ApartmentRatings.com never had a PR agency and we got full page stories in the NY Times and Washington Post, A1 in the Wall Street Journal, an NPR interview, and write-ups in dozens of blogs like SearchEngineWatch and other major market daily papers.

With the press, we attracted a lot of good traffic (and clippings my parents could show their friends), but the thing that was more important to me was that we got lots of valuable organic links from highly reputed sites. I basically viewed PR as a form of SEO strategy. I strongly feel that PR is the most potent SEO
strategy on the planet because there are fewer more credible sources than newspapers and a good blog post from even a long-tail blog often gets picked up by A-listers and mainstream media.

This blog is going to go in some depth on how we did it, but here’s my first suggestion:

Don’t buy a media list from Bacon’s or Vocus; build it yourself with Google Alerts.

Go to Google Alerts and create some searches that will surface reporters you’d care about (and more importantly who might care about you). You can search competitor names, related companies, or basically anything you think would be in stories written by reporters who might cover you. If you do this right, you
should get 10+ stories a day in your Inbox that will be written by reporters who are covering your space. They are your media list.

Make a Spreadsheet to Store Reporters Addresses

Make a list in Excel with the reporter’s name, email and phone, and some notes about what they wrote, and start building your list. Many major papers put the reporter’s email address somewhere on their stories, so the easiest thing is to just copy it off the story. This is also true of phone numbers.

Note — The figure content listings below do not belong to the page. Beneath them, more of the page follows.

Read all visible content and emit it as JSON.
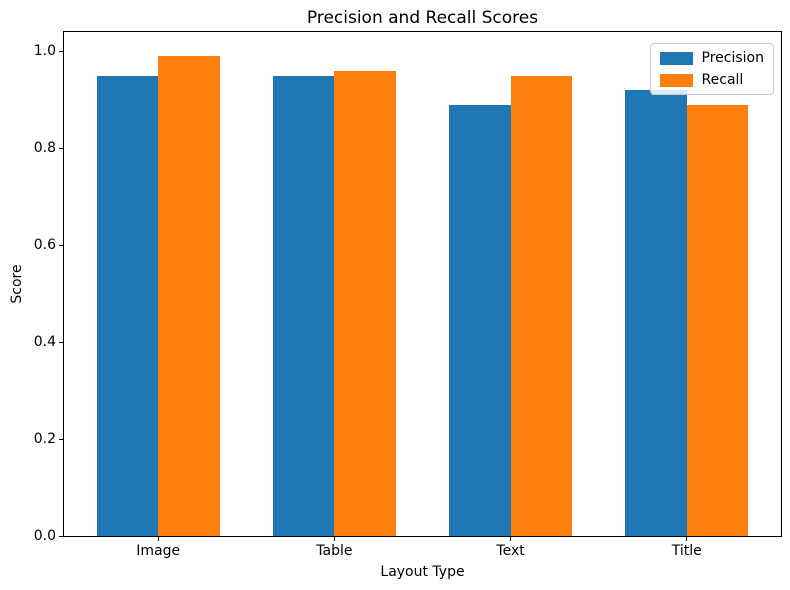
{
  "chart_data": {
    "type": "bar",
    "title": "Precision and Recall Scores",
    "xlabel": "Layout Type",
    "ylabel": "Score",
    "categories": [
      "Image",
      "Table",
      "Text",
      "Title"
    ],
    "series": [
      {
        "name": "Precision",
        "color": "#1f77b4",
        "values": [
          0.95,
          0.95,
          0.89,
          0.92
        ]
      },
      {
        "name": "Recall",
        "color": "#ff7f0e",
        "values": [
          0.99,
          0.96,
          0.95,
          0.89
        ]
      }
    ],
    "ylim": [
      0,
      1.04
    ],
    "yticks": [
      0.0,
      0.2,
      0.4,
      0.6,
      0.8,
      1.0
    ],
    "ytick_decimals": 1,
    "xlim": [
      -0.535,
      3.535
    ],
    "bar_width_data_units": 0.35,
    "grid": false,
    "legend_position": "upper right"
  }
}
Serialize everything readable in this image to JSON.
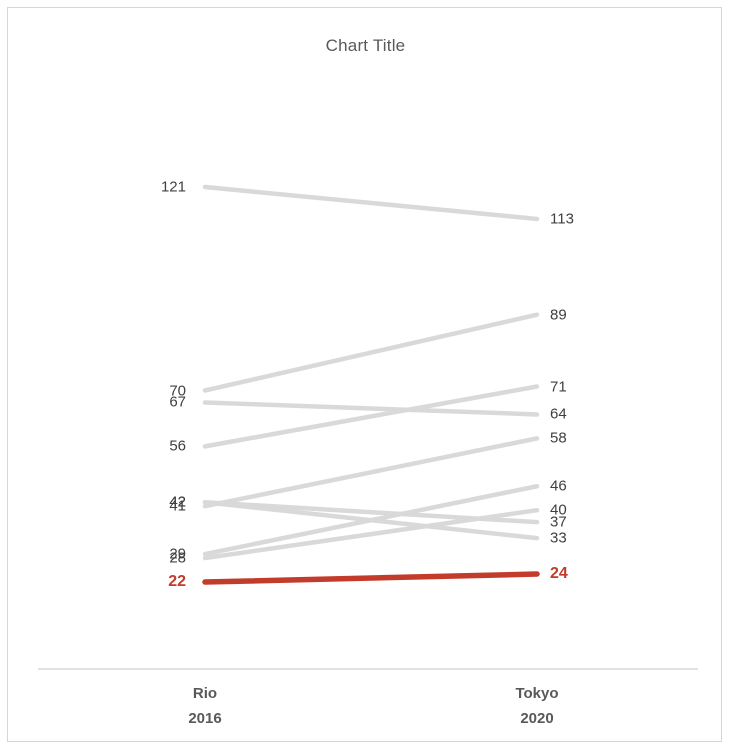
{
  "chart_data": {
    "type": "line",
    "variant": "slopegraph",
    "title": "Chart Title",
    "categories": [
      {
        "line1": "Rio",
        "line2": "2016"
      },
      {
        "line1": "Tokyo",
        "line2": "2020"
      }
    ],
    "series": [
      {
        "values": [
          121,
          113
        ],
        "highlighted": false
      },
      {
        "values": [
          70,
          89
        ],
        "highlighted": false
      },
      {
        "values": [
          67,
          64
        ],
        "highlighted": false
      },
      {
        "values": [
          56,
          71
        ],
        "highlighted": false
      },
      {
        "values": [
          42,
          37
        ],
        "highlighted": false
      },
      {
        "values": [
          41,
          58
        ],
        "highlighted": false
      },
      {
        "values": [
          42,
          33
        ],
        "highlighted": false
      },
      {
        "values": [
          29,
          46
        ],
        "highlighted": false
      },
      {
        "values": [
          28,
          40
        ],
        "highlighted": false
      },
      {
        "values": [
          22,
          24
        ],
        "highlighted": true
      }
    ],
    "data_labels_shown": true,
    "legend": "none",
    "grid": "off",
    "ylim": [
      0,
      130
    ],
    "colors": {
      "line": "#d9d9d9",
      "highlight": "#c23b2b",
      "label_text": "#404040",
      "title_text": "#595959",
      "axis_line": "#d9d9d9",
      "frame_border": "#d6d6d6",
      "background": "#ffffff"
    }
  }
}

If that doesn’t work, I’d visit a publication’s “Contact Us” page to figure out what the email standard is for their newspaper. If that doesn’t work, you can always guess that it’s either first.last@domainname.com or flast@domainname.com. I know it sounds like a time consuming pain-in-the-arse, but you gotta do what you gotta do. This is “pirate” PR my friends… do what works. A little bit easier is the phone number… you can often get the main number
for the publication by Googling “Publication name, city, state” and if that doesn’t work, look it up from
their DNS records
.

So that’s your first lesson in pirate PR. Build a media list based on what reporters are actually writing (not by the categories that Bacons or Vocus have encoded to them), and lookup reporters email and phone numbers for free.